NEW YORK — Materialize, a  streaming SQL database company, has raised $40 million in funding that will be used to grow its engineering team, prepare the business for growth and extend product rollout.

Kleiner Perkins led a $32 million Series B round. Lightspeed Venture Partners also participated in the B round after Ravi Mhatre led the Series A investment in 2019. Additional investors include executives from Cockroach Labs, Datadog and Rubrik.

According to Gartner, by 2022, most major new business systems will use streaming data to improve decision making. Whether it’s delivering personalized experiences, accurately identifying fraud, building predictive AI, or discovering new business opportunities, the ability to run complex queries on multiple streams of data is critical to making better decisions. Materialize makes it simple for any business to use streaming data while accelerating time to value.

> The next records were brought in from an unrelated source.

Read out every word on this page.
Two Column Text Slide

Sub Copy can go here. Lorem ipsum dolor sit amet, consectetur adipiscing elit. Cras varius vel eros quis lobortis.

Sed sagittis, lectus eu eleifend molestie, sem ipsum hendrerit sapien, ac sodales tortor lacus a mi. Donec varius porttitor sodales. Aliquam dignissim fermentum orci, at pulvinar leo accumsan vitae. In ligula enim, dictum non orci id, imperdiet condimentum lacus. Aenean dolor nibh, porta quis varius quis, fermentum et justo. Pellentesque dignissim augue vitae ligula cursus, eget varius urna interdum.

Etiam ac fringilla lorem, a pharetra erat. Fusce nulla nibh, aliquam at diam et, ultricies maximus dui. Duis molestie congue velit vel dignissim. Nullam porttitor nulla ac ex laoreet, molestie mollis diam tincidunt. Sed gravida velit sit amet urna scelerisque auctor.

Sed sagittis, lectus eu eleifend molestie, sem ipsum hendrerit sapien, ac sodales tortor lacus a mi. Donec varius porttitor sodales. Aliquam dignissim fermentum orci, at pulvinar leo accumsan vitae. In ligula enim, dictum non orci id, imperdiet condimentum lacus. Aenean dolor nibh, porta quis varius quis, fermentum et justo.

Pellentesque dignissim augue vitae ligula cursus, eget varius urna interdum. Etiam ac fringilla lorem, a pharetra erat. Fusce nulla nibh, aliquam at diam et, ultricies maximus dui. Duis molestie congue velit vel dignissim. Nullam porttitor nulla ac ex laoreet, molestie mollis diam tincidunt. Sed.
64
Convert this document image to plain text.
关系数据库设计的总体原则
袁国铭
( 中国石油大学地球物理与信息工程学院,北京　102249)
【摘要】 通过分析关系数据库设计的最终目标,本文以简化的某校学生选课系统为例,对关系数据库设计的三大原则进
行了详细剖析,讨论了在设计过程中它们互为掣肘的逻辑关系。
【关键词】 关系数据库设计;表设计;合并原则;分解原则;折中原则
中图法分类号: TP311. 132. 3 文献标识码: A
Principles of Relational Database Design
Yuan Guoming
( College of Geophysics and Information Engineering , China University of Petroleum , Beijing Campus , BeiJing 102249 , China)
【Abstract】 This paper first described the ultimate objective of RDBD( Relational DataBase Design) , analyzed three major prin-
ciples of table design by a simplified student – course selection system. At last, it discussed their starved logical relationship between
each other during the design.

“A company’s ability to use real-time data for insights and value will determine which companies lead their respective industries in the years ahead,” said Arjun Narayan, co-founder and CEO of Materialize. “When the world changes quickly, you need a way to interpret the chaos and make the right decisions quickly. Our mission is to make real-time information simple and accessible so businesses can easily identify what’s important.”

In an industry where ‘real-time’ has become a vague marketing claim, Materialize provides businesses with millisecond response times, accelerating time-to-value and enabling decision makers to confidently predict results instantaneously. Any developer or analyst who uses Materialize can easily understand streaming data, answer complex questions and build intelligent applications using standard technology.

Materialize is the first standard SQL interface for streaming data available to engineers looking to build complex queries and multiway joins without specialized skills or microservices. Unlike other streaming data platforms that claim to be real-time, Materialize computes and incrementally maintains data as it is generated so query results are accessible the moment they are needed. This approach provides businesses with correct answers in milliseconds – without interference from late-arriving data.

“Every business is going to be a real-time business within the next few years, but current approaches require compromises between cost, speed and skills to get there,” said Bucky Moore, partner at Kleiner Perkins. “The Materialize team has been studying this problem for a decade and has built a unique approach that puts them in a strong position to fulfill the massive potential of streaming data without requiring compromises by engineering teams.”

Founded in 2019 in New York City, the Materialize team includes engineers who were early employees of Cockroach Labs, Datadog, Dropbox, Pure Storage and YouTube. Frank McSherry, co-founder and chief scientist of Materialize, was previously at Microsoft Research Silicon Valley where he co-invented Differential Privacy, and led the Naiad project. Frank created Timely Dataflow and Differential Dataflow, which serve as the basis of Materialize. He has won numerous awards for advanced distributed computing and data privacy.